LUIGI FICACCI*
Teatri

Tra lago e mare sulle note immortali "Questo paesaggio è una meraviglia che divenne musica nelle opere"

Il presidente della Fondazione Festival Puccini getta le basi per il doppio centenario 2014-2026: "Interpreto il mio ruolo per la salvaguardia delle partiture pur con innovativi allestimenti visuali".

Tra lago e mare sulle note immortali  "Questo paesaggio è una meraviglia  che divenne musica nelle opere"

Tra lago e mare sulle note immortali "Questo paesaggio è una meraviglia che divenne musica nelle opere"

di Luigi Ficacci*

Una sensazione del tutto nuova, per me, quella di ritrovarmi, da soli pochi mesi, in questo ruolo che giudico di assoluto prestigio, oltre che di grande responsabilità, per il quale ringrazio il Sindaco di Viareggio Giorgio Del Ghingaro. Una esperienza nuova che mi accingo ad affrontare con un sentimento di umiltà e con emozioni diverse da quelle vissute sino ad oggi dalla platea in veste di spettatore.

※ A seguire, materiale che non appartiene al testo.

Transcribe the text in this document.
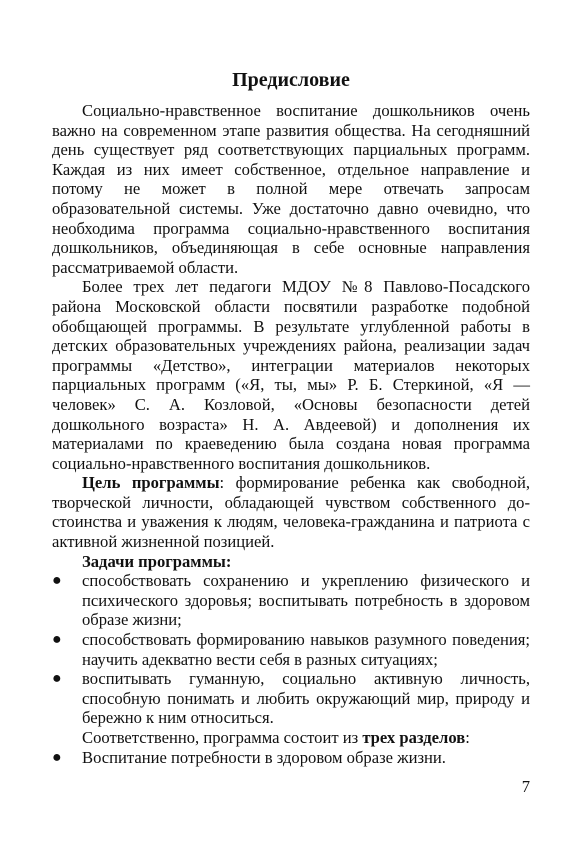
Предисловие

Социально-нравственное воспитание дошкольников очень важно на современном этапе развития общества. На сегодняшний день существует ряд соответствующих парциальных программ. Каждая из них имеет собственное, отдельное направление и потому не может в полной мере отвечать запросам образовательной системы. Уже достаточно давно очевидно, что необходима программа социально-нравственного воспитания дошкольников, объединяющая в себе основные направления рассматриваемой области.

Более трех лет педагоги МДОУ №8 Павлово-Посадского района Московской области посвятили разработке подобной обобщающей программы. В результате углубленной работы в детских образовательных учреждениях района, реализации задач программы «Детство», интеграции материалов некоторых парциальных программ («Я, ты, мы» Р. Б. Стеркиной, «Я — человек» С. А. Козловой, «Основы безопасности детей дошкольного возраста» Н. А. Авдеевой) и дополнения их материалами по краеведению была создана новая программа социально-нравственного воспитания дошкольников.

Цель программы: формирование ребенка как свободной, творческой личности, обладающей чувством собственного достоинства и уважения к людям, человека-гражданина и патриота с активной жизненной позицией.

Задачи программы:

●	способствовать сохранению и укреплению физического и психического здоровья; воспитывать потребность в здоровом образе жизни;
●	способствовать формированию навыков разумного поведения; научить адекватно вести себя в разных ситуациях;
●	воспитывать гуманную, социально активную личность, способную понимать и любить окружающий мир, природу и бережно к ним относиться.

Соответственно, программа состоит из трех разделов:

●	Воспитание потребности в здоровом образе жизни.
7
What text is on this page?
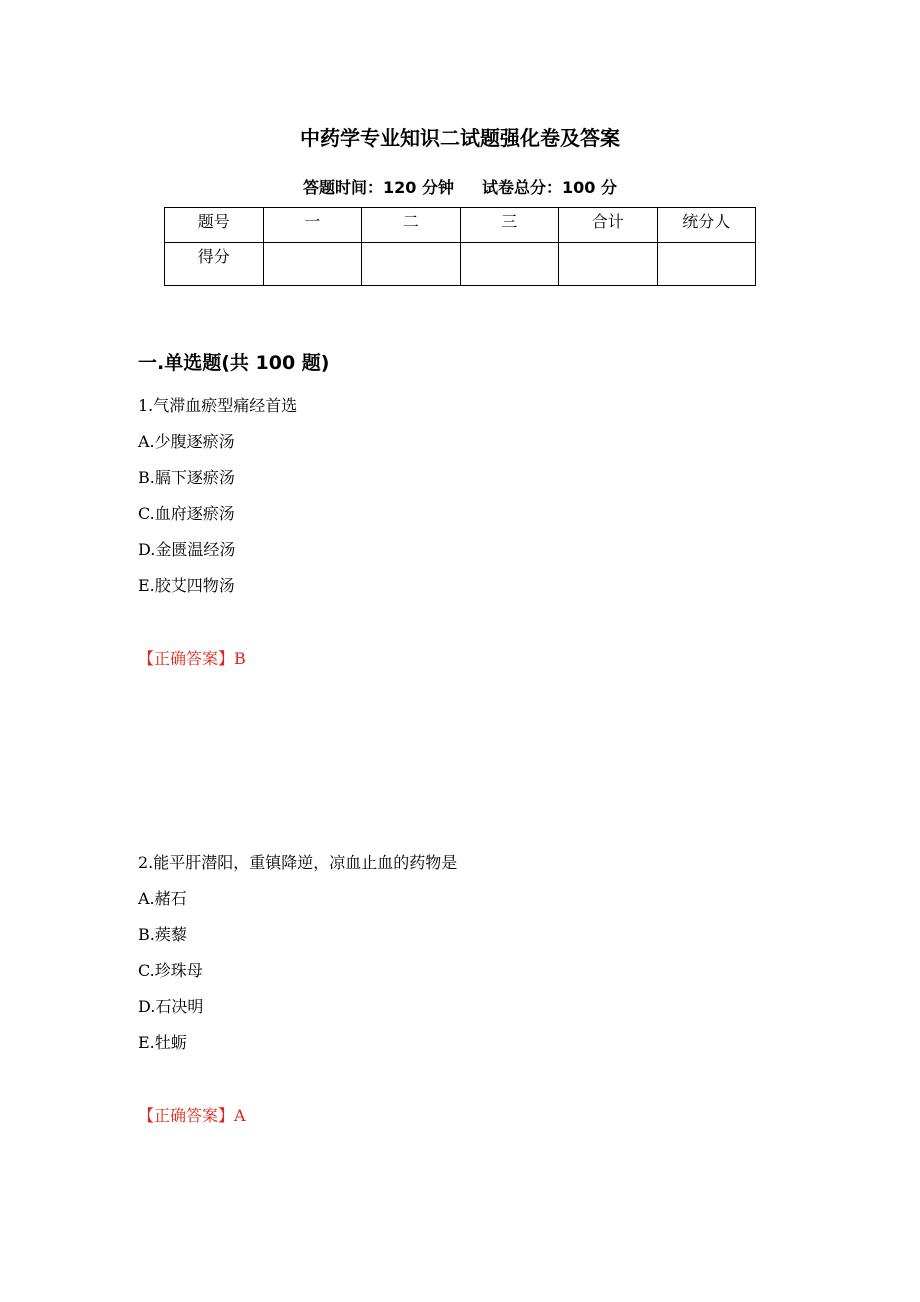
中药学专业知识二试题强化卷及答案
答题时间：120 分钟 试卷总分：100 分
题号	一	二	三	合计	统分人
得分					
一.单选题(共 100 题)
1.气滞血瘀型痛经首选
A.少腹逐瘀汤
B.膈下逐瘀汤
C.血府逐瘀汤
D.金匮温经汤
E.胶艾四物汤
【正确答案】B
2.能平肝潜阳，重镇降逆，凉血止血的药物是
A.赭石
B.蒺藜
C.珍珠母
D.石决明
E.牡蛎
【正确答案】A
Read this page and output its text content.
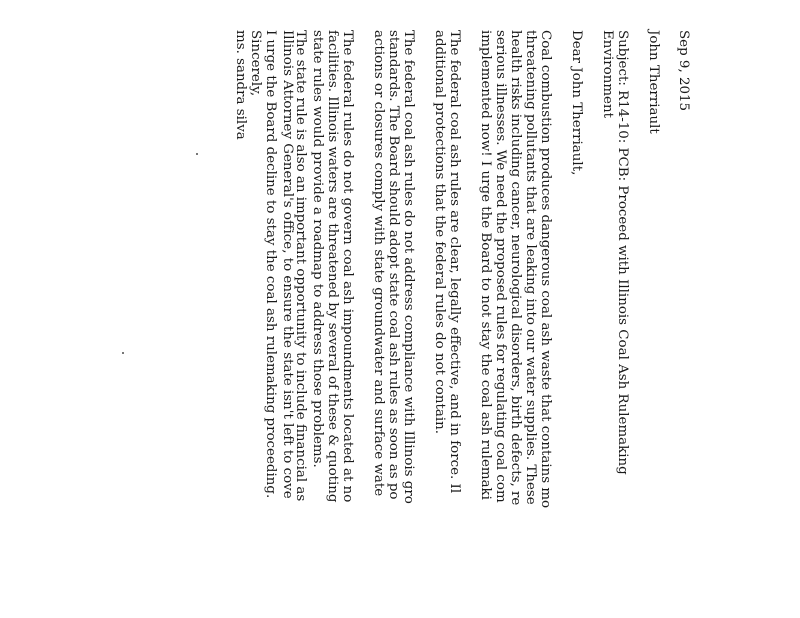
Sep 9, 2015
John Therriault
Subject: R14-10: PCB: Proceed with Illinois Coal Ash Rulemaking
Environment
Dear John Therriault,
Coal combustion produces dangerous coal ash waste that contains mo
threatening pollutants that are leaking into our water supplies. These
health risks including cancer, neurological disorders, birth defects, re
serious illnesses. We need the proposed rules for regulating coal com
implemented now! I urge the Board to not stay the coal ash rulemaki
The federal coal ash rules are clear, legally effective, and in force. Il
additional protections that the federal rules do not contain.
The federal coal ash rules do not address compliance with Illinois gro
standards. The Board should adopt state coal ash rules as soon as po
actions or closures comply with state groundwater and surface wate
The federal rules do not govern coal ash impoundments located at no
facilities. Illinois waters are threatened by several of these & quoting
state rules would provide a roadmap to address those problems.
The state rule is also an important opportunity to include financial as
Illinois Attorney General's office, to ensure the state isn't left to cove
I urge the Board decline to stay the coal ash rulemaking proceeding.
Sincerely,
ms. sandra silva
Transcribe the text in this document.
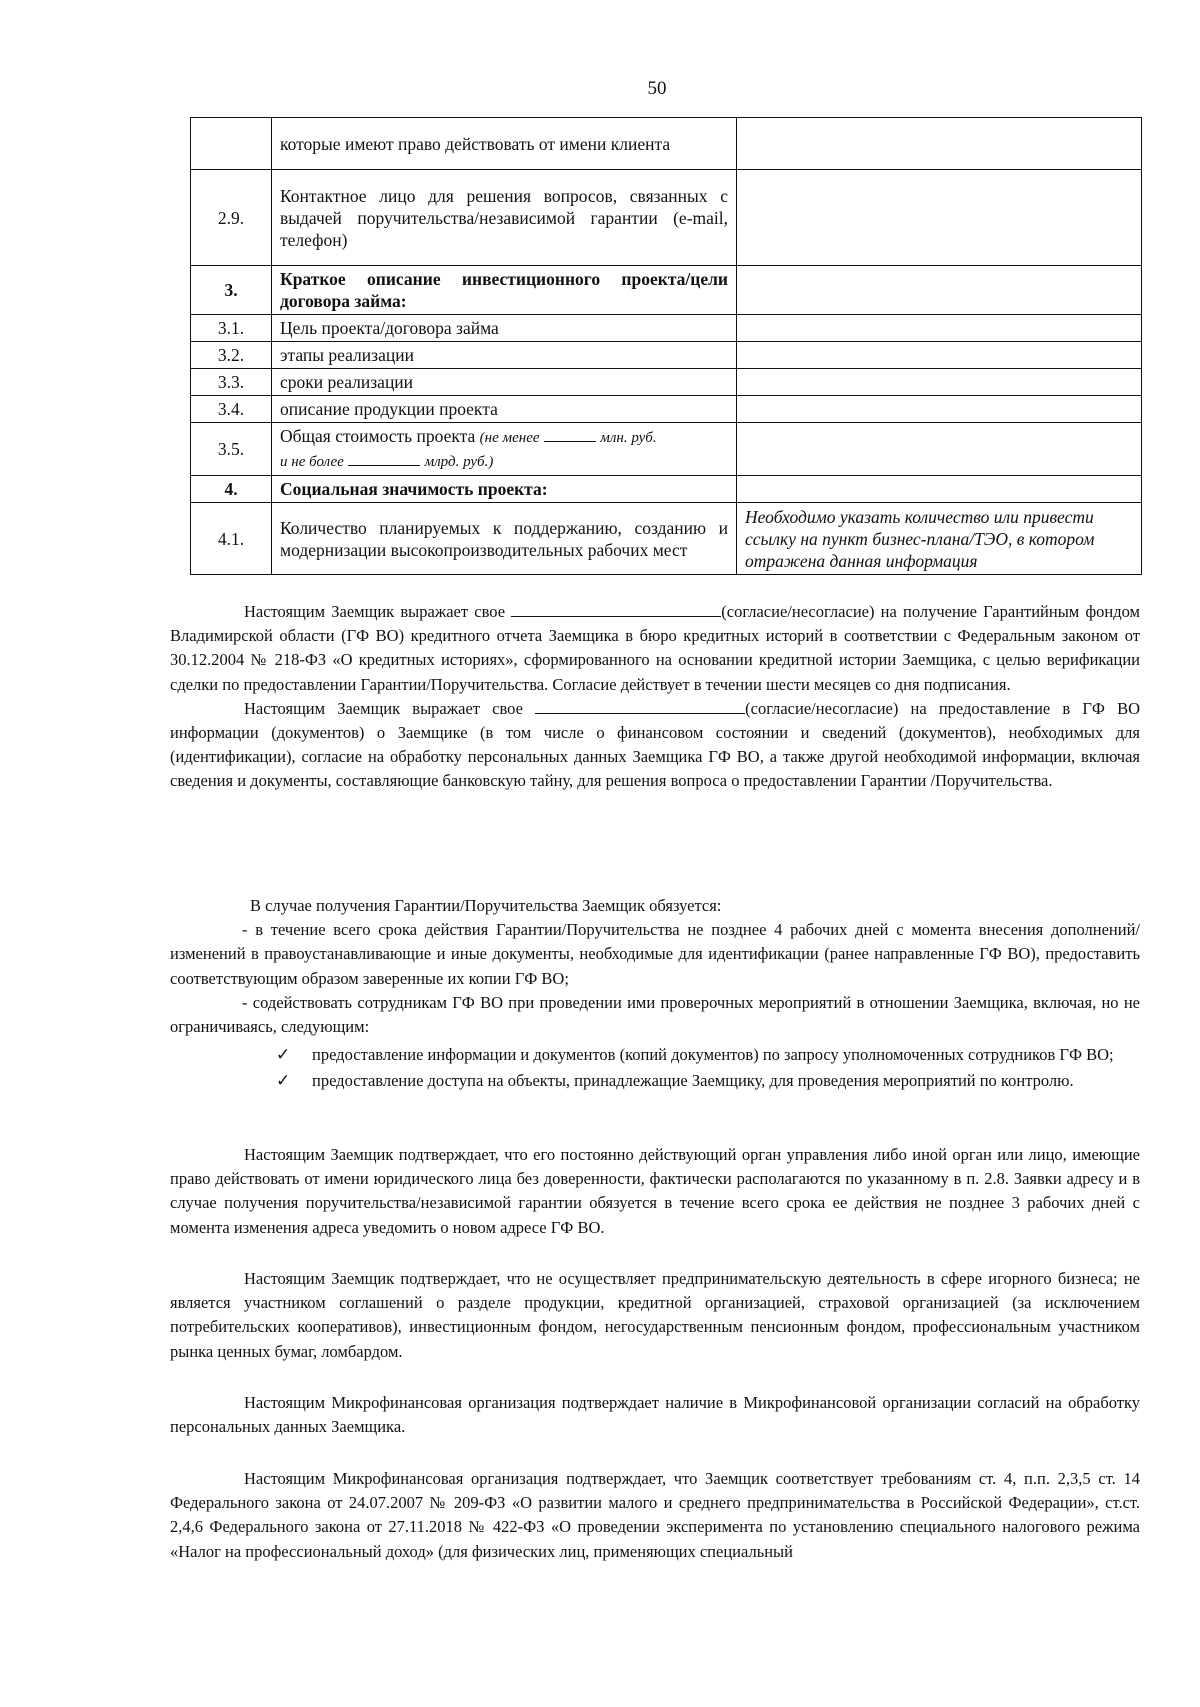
50
	которые имеют право действовать от имени клиента	
2.9.	Контактное лицо для решения вопросов, связанных с выдачей поручительства/независимой гарантии (e-mail, телефон)	
3.	Краткое описание инвестиционного проекта/цели договора займа:	
3.1.	Цель проекта/договора займа	
3.2.	этапы реализации	
3.3.	сроки реализации	
3.4.	описание продукции проекта	
3.5.	Общая стоимость проекта (не менее млн. руб.
и не более млрд. руб.)	
4.	Социальная значимость проекта:	
4.1.	Количество планируемых к поддержанию, созданию и модернизации высокопроизводительных рабочих мест	Необходимо указать количество или привести ссылку на пункт бизнес-плана/ТЭО, в котором отражена данная информация

Настоящим Заемщик выражает свое	(согласие/несогласие) на получение Гарантийным фондом Владимирской области (ГФ ВО) кредитного отчета Заемщика в бюро кредитных историй в соответствии с Федеральным законом от 30.12.2004 № 218-ФЗ «О кредитных историях», сформированного на основании кредитной истории Заемщика, с целью верификации сделки по предоставлении Гарантии/Поручительства. Согласие действует в течении шести месяцев со дня подписания.

Настоящим Заемщик выражает свое	(согласие/несогласие) на предоставление в ГФ ВО информации (документов) о Заемщике (в том числе о финансовом состоянии и сведений (документов), необходимых для (идентификации), согласие на обработку персональных данных Заемщика ГФ ВО, а также другой необходимой информации, включая сведения и документы, составляющие банковскую тайну, для решения вопроса о предоставлении Гарантии /Поручительства.

В случае получения Гарантии/Поручительства Заемщик обязуется:

- в течение всего срока действия Гарантии/Поручительства не позднее 4 рабочих дней с момента внесения дополнений/изменений в правоустанавливающие и иные документы, необходимые для идентификации (ранее направленные ГФ ВО), предоставить соответствующим образом заверенные их копии ГФ ВО;

- содействовать сотрудникам ГФ ВО при проведении ими проверочных мероприятий в отношении Заемщика, включая, но не ограничиваясь, следующим:

✓	предоставление информации и документов (копий документов) по запросу уполномоченных сотрудников ГФ ВО;
✓	предоставление доступа на объекты, принадлежащие Заемщику, для проведения мероприятий по контролю.

Настоящим Заемщик подтверждает, что его постоянно действующий орган управления либо иной орган или лицо, имеющие право действовать от имени юридического лица без доверенности, фактически располагаются по указанному в п. 2.8. Заявки адресу и в случае получения поручительства/независимой гарантии обязуется в течение всего срока ее действия не позднее 3 рабочих дней с момента изменения адреса уведомить о новом адресе ГФ ВО.

Настоящим Заемщик подтверждает, что не осуществляет предпринимательскую деятельность в сфере игорного бизнеса; не является участником соглашений о разделе продукции, кредитной организацией, страховой организацией (за исключением потребительских кооперативов), инвестиционным фондом, негосударственным пенсионным фондом, профессиональным участником рынка ценных бумаг, ломбардом.

Настоящим Микрофинансовая организация подтверждает наличие в Микрофинансовой организации согласий на обработку персональных данных Заемщика.

Настоящим Микрофинансовая организация подтверждает, что Заемщик соответствует требованиям ст. 4, п.п. 2,3,5 ст. 14 Федерального закона от 24.07.2007 № 209-ФЗ «О развитии малого и среднего предпринимательства в Российской Федерации», ст.ст. 2,4,6 Федерального закона от 27.11.2018 № 422-ФЗ «О проведении эксперимента по установлению специального налогового режима «Налог на профессиональный доход» (для физических лиц, применяющих специальный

Per l’intero secolo XIX, quanto nei primi anni del XX, fino alla Grande Guerra, il teatro, lirico quanto di prosa, è una costante della vita. Così presente nella società che le emozioni della scena entrano invadono imprescindibilmente il quotidiano, ne sono un rito tanto diffuso da essere normale. In questa consuetudine, Puccini immette una speciale trasformazione di intensità e veridica credibilità. E profondità. Poche opere, ciascuna capace di creare una propria inconfondibile atmosfera. un mondo diverso per ogni opera, che è qualcosa di più profondo dell’ambientazione scenica. L’effetto, insomma, non è il prodotto di una trama drammaturgica e la musica non è la superficiale enfatizzazione melodica di un testo poetico. Si tratta di atmosfere integralmente derivanti dalla invenzione musicale: tutte interne alla partitura, atmosfere inscindibilmente vocali e strumentali. L’eccezionalità di Puccini sta, credo, nel cogliere ed esprimere totalmente nella musica il sentimento di situazioni profondamente umane. Radicate nella natura sensibile più intima dell’individuo, come l’amore. Tanto da costituire l’enigma condizionante qualsiasi trama. Tra espressione vocale e sinfonica la partitura di Puccini contiene tutto. Interpretare ad ogni esecuzione questa totalità è il parametro di libertà che rende il panorama dei suoi dodici titoli un universo inesauribile. In questo ruolo che mi è stato affidato il mio impegno sarà quello di salvaguardare l’identità della partitura pucciniana pur affidandoci a nuove ed innovative interpretazioni visive, magari anche affidandoci al lavoro di un grande artista visivo come è stato per il progetto Scolpire l’opera o come lo stesso Puccini fece con Galileo Chini.

Tra gli impegni e le priorità della Fondazione Festival Pucciniano vi è quello di celebrare come merita Giacomo Puccini con il Festival a lui dedicato. L’eccezionalità costituita dal centenario della morte – e tra due anni quello della prima esecuzione di Turandot – sarà l’occasione per magnificare i luoghi di Puccini. Diffonderne la conoscenza e consapevolezza. Con cura delicata, per conservare -per quanto sia possibile a distanza di cento anni- quel senso di autoprotezione nei modi del proprio vivere che gli garantissero una stato esistenziale di autenticità. E quanto autentica fosse la ricerca dell’abitare, per garantire un tale rapporto con l’umano e con il naturale, lo esprimono ancora i suoi luoghi. E’ la ragione per cui è così importante conservarne vitale, per quanto possibile, l’originalità. Garantendone però la funzionalità di accoglienza e accessibilità, tanto materiale che intellettuale, come richiede un Festival che richiama molti amatori non solo europei e che ha luogo in un ambiente dal fascino inesauribile e volubile. Questo continuo mutare di sembianze e luci del paesaggio nelle ore del giorno e nelle stagioni dell’anno, tra lago, monti, padule, vegetazione selvatica, canali e laggiù, a poca distanza, che pare siderale, il mare. Paesaggio, come ce n’è tanti in Italia. Ma questo paesaggio ha una sua espressione musicale. Lo si ritrovi proiettato nelle notti romane di Tosca, in quelle parigine della vita di Bohème o tra i barconi delle rive della Senna del Tabarro, o nella California della Fanciulla del West, quanto negli orizzonti scrutati da Butterfly, sono sempre le straordinarie sensazioni di questo volere vivere di Puccini in questo ambiente naturale che si trasforma in musica. E questi luoghi, quanto quel pianoforte conservato a pochi metri dal Teatro, risuonano di questa trasfigurazione. È per questo che non ci si può abituare alla meraviglia unica del paesaggio di Torre del Lago.